I hope you enjoy this new retrospective page looking back at retreats and Intensive workshops run by Yoga With Gipe.

This page will be a revisit the themes that were learnt at each gathering. It will give those who came to the session, a reminder of what they accomplished and how to practice. After each immersion day Gipe will use some of her classes to embed what was learnt as part of your long-term achievement goals.

For others, I hope you will see something to wet, your appetite and broaden your perspective of not only Iyengar in action - but the possibility of human movement as a form of growth, self-fulfillment and attainment in action.

Oct 24

Yoga Oneness

Guest Teacher Shaili Octorber 20th Intensive Workshop

Shaili is a Level 3 Iyengar Yoga teacher and mentor. She came to teach a full day workshop to help us discover the power of collective practice. Through props, and partner work, we explored alignment, balance, and flexibility, unlocking new potential together and deepening our connection to body and mind.

Thank you very much Shaili.

Gipe

Shaili’s 5 a day

Here are five poses we learned during the workshop. Shaili recommends practicing theses asanas daily to help improve range of movements in the joints. Doing these five a day asanas strengthen posture and agility in walking and everyday movement. Not to forget they will help advance your yoga poses :

1

Vajrasana a & b

Healthy and flexible feet are important for our wellbeing, stability and our posture. Vajrasana and virasana variations are excellent for this. 

2

Parsva hastasana

Parsva hastasana variations are an important group to strengthen rotator cuff muscles and reeducate the shoulders. For more details please see the neck and shoulder book by Lois Steinberg.

3

a & b Showing Chest opening and shoulder mobility on the chair

A form of chest opening should be on our daily list to improve our posture. A bad posture can be the root cause of so many ailments and all our activities bring our head and arms forwards. So we need to counter that every day upper back slump.

This wonderful usage of the belt is how Shalii was able to correct her shoulder girdle to open and lift her chest. The trapezium is pulled back to its correct position, the neck lifts and the chest gets a chance to coil upwards.

4

Shoulder jacket (the harness version)

Ekapada malasana on the chair 

5

We did this variant as an effective way to extend the lumbar arch. Working on the opening of the chest for those who are not accustomed to it can be a challenge and cause their lumbar to compensate. Rather than going for a forward bend and undoing the lift of the chest, we can choose this asana to relieve the lower back.

Once again, bad posture can contribute to neck problems and headaches, shoulder pain, weakness in the arms, back pain and even low mood or depression, stomach and acid reflux problems, breathlessness and more...
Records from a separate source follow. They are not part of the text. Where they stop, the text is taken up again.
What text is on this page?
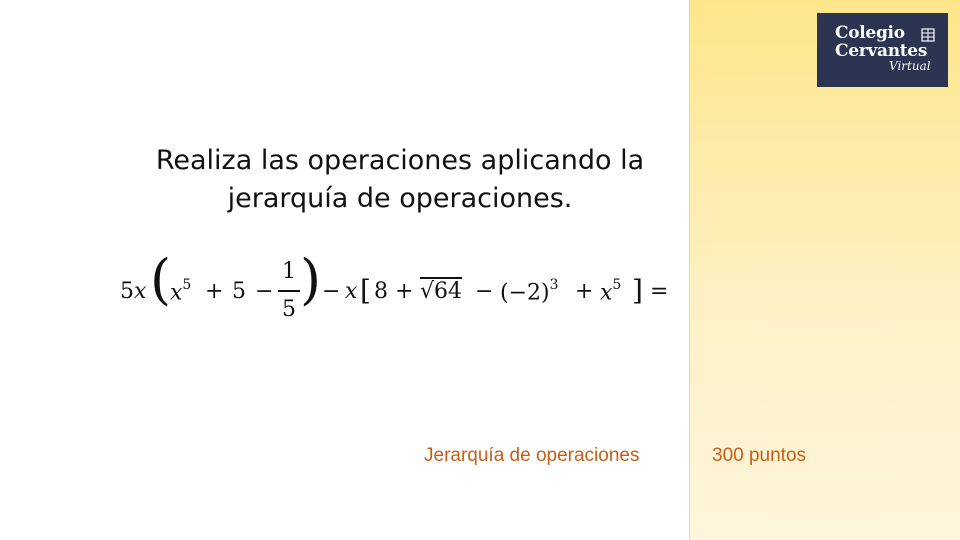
Colegio
Cervantes
Virtual
Realiza las operaciones aplicando la
jerarquía de operaciones.
5 x (
$x^5 + 5$ −
1
5 ) − x [ $8 + √64 - (-2)^3 + x^5$ ] =
Jerarquía de operaciones	300 puntos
It is important to note that option 3 & 4 are passive ways to adjust the posture and their effects will not last without engaging and strengthening the muscles.

Read what the students are saying.

Shaili’s - Retreat outline

Yoga Oneness

In this immersive workshop, Shaili introduced a new perspective that emerged when participants came together to support each other's practice.

Working in partners and using props, we delved deep into the principles of Iyengar yoga. The workshop was not just about individual growth but also about the potential that unfolded when we helped each other reach beyond what we could achieve on our own.

With Sahili’s guidance, we explored the intricacies of alignment, balance, and flexibility, nurturing a deeper connection with our bodies and minds. Through partner work and shared insights, we harnessed our collective energy, creating an empowering atmosphere that inspired growth and informed our future practice.